DOJ Launches Global Trade Enforcement Section After $1 Billion Recovery
The United States Department of Justice created a new global trade enforcement section following the recovery of over $1 billion in trade fraud penalties.
The United States Department of Justice established the Global Trade & Commerce Enforcement Section within its National Fraud Division to transition from administrative fines toward criminal prosecutions for import and customs fraud. Announced at a U.S. Customs and Border Protection warehouse in Chicago, the move follows the August 2025 launch of the Trade Fraud Task Force, which has recovered or identified more than $1 billion in penalties, settlements, and restitution in less than one year.

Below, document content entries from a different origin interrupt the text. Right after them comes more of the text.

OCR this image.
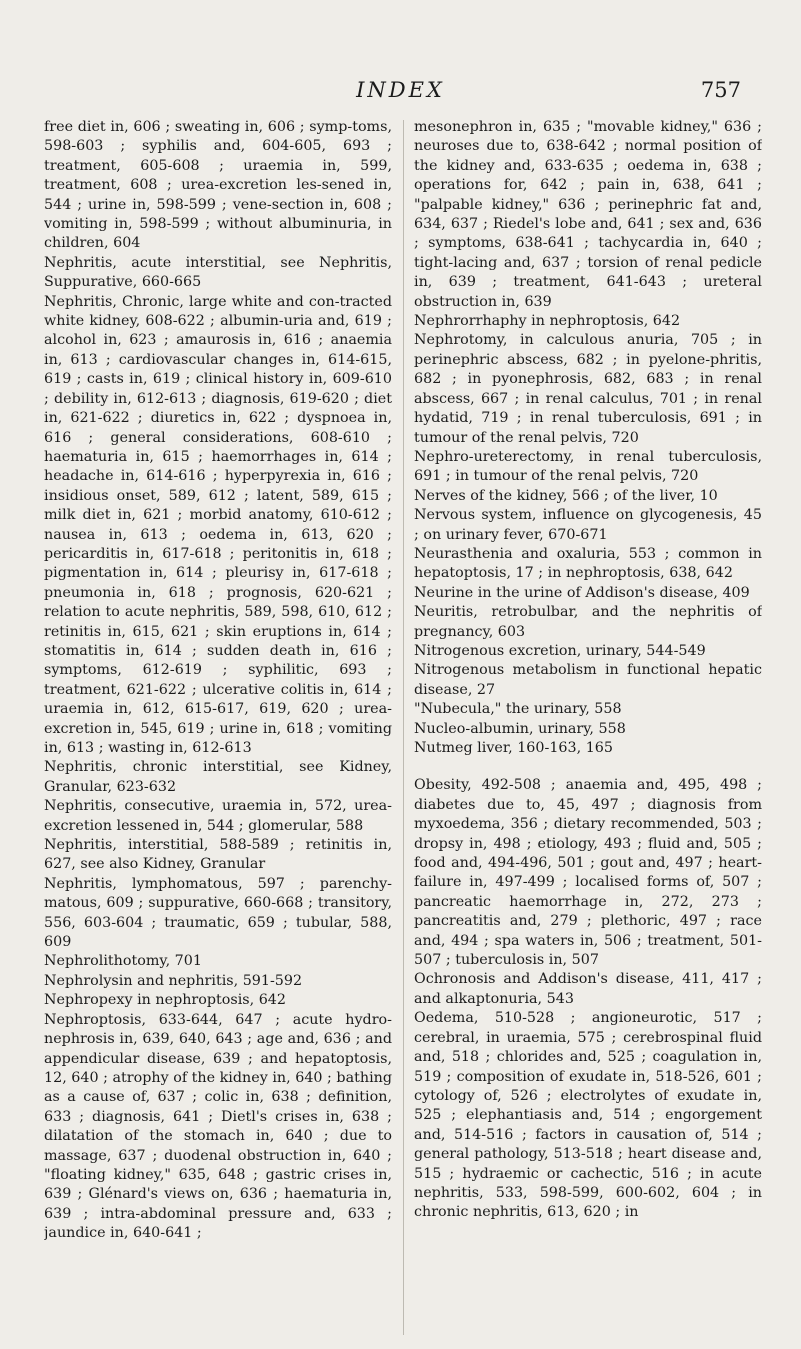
INDEX	757

free diet in, 606 ; sweating in, 606 ; symp-toms, 598-603 ; syphilis and, 604-605, 693 ; treatment, 605-608 ; uraemia in, 599, treatment, 608 ; urea-excretion les-sened in, 544 ; urine in, 598-599 ; vene-section in, 608 ; vomiting in, 598-599 ; without albuminuria, in children, 604

Nephritis, acute interstitial, see Nephritis, Suppurative, 660-665

Nephritis, Chronic, large white and con-tracted white kidney, 608-622 ; albumin-uria and, 619 ; alcohol in, 623 ; amaurosis in, 616 ; anaemia in, 613 ; cardiovascular changes in, 614-615, 619 ; casts in, 619 ; clinical history in, 609-610 ; debility in, 612-613 ; diagnosis, 619-620 ; diet in, 621-622 ; diuretics in, 622 ; dyspnoea in, 616 ; general considerations, 608-610 ; haematuria in, 615 ; haemorrhages in, 614 ; headache in, 614-616 ; hyperpyrexia in, 616 ; insidious onset, 589, 612 ; latent, 589, 615 ; milk diet in, 621 ; morbid anatomy, 610-612 ; nausea in, 613 ; oedema in, 613, 620 ; pericarditis in, 617-618 ; peritonitis in, 618 ; pigmentation in, 614 ; pleurisy in, 617-618 ; pneumonia in, 618 ; prognosis, 620-621 ; relation to acute nephritis, 589, 598, 610, 612 ; retinitis in, 615, 621 ; skin eruptions in, 614 ; stomatitis in, 614 ; sudden death in, 616 ; symptoms, 612-619 ; syphilitic, 693 ; treatment, 621-622 ; ulcerative colitis in, 614 ; uraemia in, 612, 615-617, 619, 620 ; urea-excretion in, 545, 619 ; urine in, 618 ; vomiting in, 613 ; wasting in, 612-613

Nephritis, chronic interstitial, see Kidney, Granular, 623-632

Nephritis, consecutive, uraemia in, 572, urea-excretion lessened in, 544 ; glomerular, 588

Nephritis, interstitial, 588-589 ; retinitis in, 627, see also Kidney, Granular

Nephritis, lymphomatous, 597 ; parenchy-matous, 609 ; suppurative, 660-668 ; transitory, 556, 603-604 ; traumatic, 659 ; tubular, 588, 609

Nephrolithotomy, 701

Nephrolysin and nephritis, 591-592

Nephropexy in nephroptosis, 642

Nephroptosis, 633-644, 647 ; acute hydro-nephrosis in, 639, 640, 643 ; age and, 636 ; and appendicular disease, 639 ; and hepatoptosis, 12, 640 ; atrophy of the kidney in, 640 ; bathing as a cause of, 637 ; colic in, 638 ; definition, 633 ; diagnosis, 641 ; Dietl's crises in, 638 ; dilatation of the stomach in, 640 ; due to massage, 637 ; duodenal obstruction in, 640 ; "floating kidney," 635, 648 ; gastric crises in, 639 ; Glénard's views on, 636 ; haematuria in, 639 ; intra-abdominal pressure and, 633 ; jaundice in, 640-641 ;

mesonephron in, 635 ; "movable kidney," 636 ; neuroses due to, 638-642 ; normal position of the kidney and, 633-635 ; oedema in, 638 ; operations for, 642 ; pain in, 638, 641 ; "palpable kidney," 636 ; perinephric fat and, 634, 637 ; Riedel's lobe and, 641 ; sex and, 636 ; symptoms, 638-641 ; tachycardia in, 640 ; tight-lacing and, 637 ; torsion of renal pedicle in, 639 ; treatment, 641-643 ; ureteral obstruction in, 639

Nephrorrhaphy in nephroptosis, 642

Nephrotomy, in calculous anuria, 705 ; in perinephric abscess, 682 ; in pyelone-phritis, 682 ; in pyonephrosis, 682, 683 ; in renal abscess, 667 ; in renal calculus, 701 ; in renal hydatid, 719 ; in renal tuberculosis, 691 ; in tumour of the renal pelvis, 720

Nephro-ureterectomy, in renal tuberculosis, 691 ; in tumour of the renal pelvis, 720

Nerves of the kidney, 566 ; of the liver, 10

Nervous system, influence on glycogenesis, 45 ; on urinary fever, 670-671

Neurasthenia and oxaluria, 553 ; common in hepatoptosis, 17 ; in nephroptosis, 638, 642

Neurine in the urine of Addison's disease, 409

Neuritis, retrobulbar, and the nephritis of pregnancy, 603

Nitrogenous excretion, urinary, 544-549

Nitrogenous metabolism in functional hepatic disease, 27

"Nubecula," the urinary, 558

Nucleo-albumin, urinary, 558

Nutmeg liver, 160-163, 165

Obesity, 492-508 ; anaemia and, 495, 498 ; diabetes due to, 45, 497 ; diagnosis from myxoedema, 356 ; dietary recommended, 503 ; dropsy in, 498 ; etiology, 493 ; fluid and, 505 ; food and, 494-496, 501 ; gout and, 497 ; heart-failure in, 497-499 ; localised forms of, 507 ; pancreatic haemorrhage in, 272, 273 ; pancreatitis and, 279 ; plethoric, 497 ; race and, 494 ; spa waters in, 506 ; treatment, 501-507 ; tuberculosis in, 507

Ochronosis and Addison's disease, 411, 417 ; and alkaptonuria, 543

Oedema, 510-528 ; angioneurotic, 517 ; cerebral, in uraemia, 575 ; cerebrospinal fluid and, 518 ; chlorides and, 525 ; coagulation in, 519 ; composition of exudate in, 518-526, 601 ; cytology of, 526 ; electrolytes of exudate in, 525 ; elephantiasis and, 514 ; engorgement and, 514-516 ; factors in causation of, 514 ; general pathology, 513-518 ; heart disease and, 515 ; hydraemic or cachectic, 516 ; in acute nephritis, 533, 598-599, 600-602, 604 ; in chronic nephritis, 613, 620 ; in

Officials credited U.S. Attorney Andrew Boutros with spearheading the prosecutions that drove these recoveries. Key actions include a $549.5 million settlement with California-based Perfectus Aluminum for misrepresenting Chinese products and a $54 million recovery from Ceratizit USA, both stemming from whistleblower complaints. The DOJ also filed criminal charges in two Chicago-based cases involving gold jewelry imports. In one instance, Raj and Veena Kohli and their company, Surya International Inc., allegedly smuggled jewelry worth nearly $700 million and falsified records to claim Omani origin to evade over $38 million in duties.

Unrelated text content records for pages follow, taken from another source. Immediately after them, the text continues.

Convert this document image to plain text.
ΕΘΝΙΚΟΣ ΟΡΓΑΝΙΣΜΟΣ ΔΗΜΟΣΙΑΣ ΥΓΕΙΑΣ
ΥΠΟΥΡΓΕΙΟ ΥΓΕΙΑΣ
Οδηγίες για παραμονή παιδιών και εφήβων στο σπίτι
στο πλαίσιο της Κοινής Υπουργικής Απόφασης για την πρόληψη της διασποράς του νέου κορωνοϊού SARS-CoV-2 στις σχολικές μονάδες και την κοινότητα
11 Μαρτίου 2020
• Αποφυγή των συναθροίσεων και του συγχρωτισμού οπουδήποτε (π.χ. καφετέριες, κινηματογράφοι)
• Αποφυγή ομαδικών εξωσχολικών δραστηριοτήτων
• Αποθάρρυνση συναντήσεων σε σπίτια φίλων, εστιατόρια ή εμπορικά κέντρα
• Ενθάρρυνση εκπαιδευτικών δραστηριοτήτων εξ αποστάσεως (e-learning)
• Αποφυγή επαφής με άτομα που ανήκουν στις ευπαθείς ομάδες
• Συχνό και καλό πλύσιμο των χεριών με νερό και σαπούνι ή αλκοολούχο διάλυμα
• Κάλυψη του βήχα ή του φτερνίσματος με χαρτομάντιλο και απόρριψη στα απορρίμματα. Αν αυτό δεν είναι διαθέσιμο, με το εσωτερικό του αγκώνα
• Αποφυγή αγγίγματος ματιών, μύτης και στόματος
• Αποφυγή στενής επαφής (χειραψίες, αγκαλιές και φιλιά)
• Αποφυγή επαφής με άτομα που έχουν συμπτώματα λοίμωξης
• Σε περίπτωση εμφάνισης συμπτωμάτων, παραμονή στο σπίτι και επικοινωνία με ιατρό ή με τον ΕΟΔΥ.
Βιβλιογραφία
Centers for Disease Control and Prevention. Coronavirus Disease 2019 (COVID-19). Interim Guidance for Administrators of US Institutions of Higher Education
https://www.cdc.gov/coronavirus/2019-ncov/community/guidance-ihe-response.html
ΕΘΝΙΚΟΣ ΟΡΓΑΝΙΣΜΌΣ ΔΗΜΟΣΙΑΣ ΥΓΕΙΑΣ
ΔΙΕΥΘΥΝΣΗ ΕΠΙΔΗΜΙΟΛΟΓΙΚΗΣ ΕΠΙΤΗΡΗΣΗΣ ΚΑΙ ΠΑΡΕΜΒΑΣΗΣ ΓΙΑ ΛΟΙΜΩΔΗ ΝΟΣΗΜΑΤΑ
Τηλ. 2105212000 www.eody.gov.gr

To standardize these efforts, the DOJ released a 27-page Resource Guide to Trade Fraud Enforcement detailing 16 fraud typologies. The new section focuses on illegal imports that violate product safety and anti-forced labor laws, as well as schemes to misreport import values to evade tariffs. This crackdown follows previous administration attempts to increase tariff collections through "Liberation Day" tariffs, though the Supreme Court later ruled the president lacked the authority to impose them.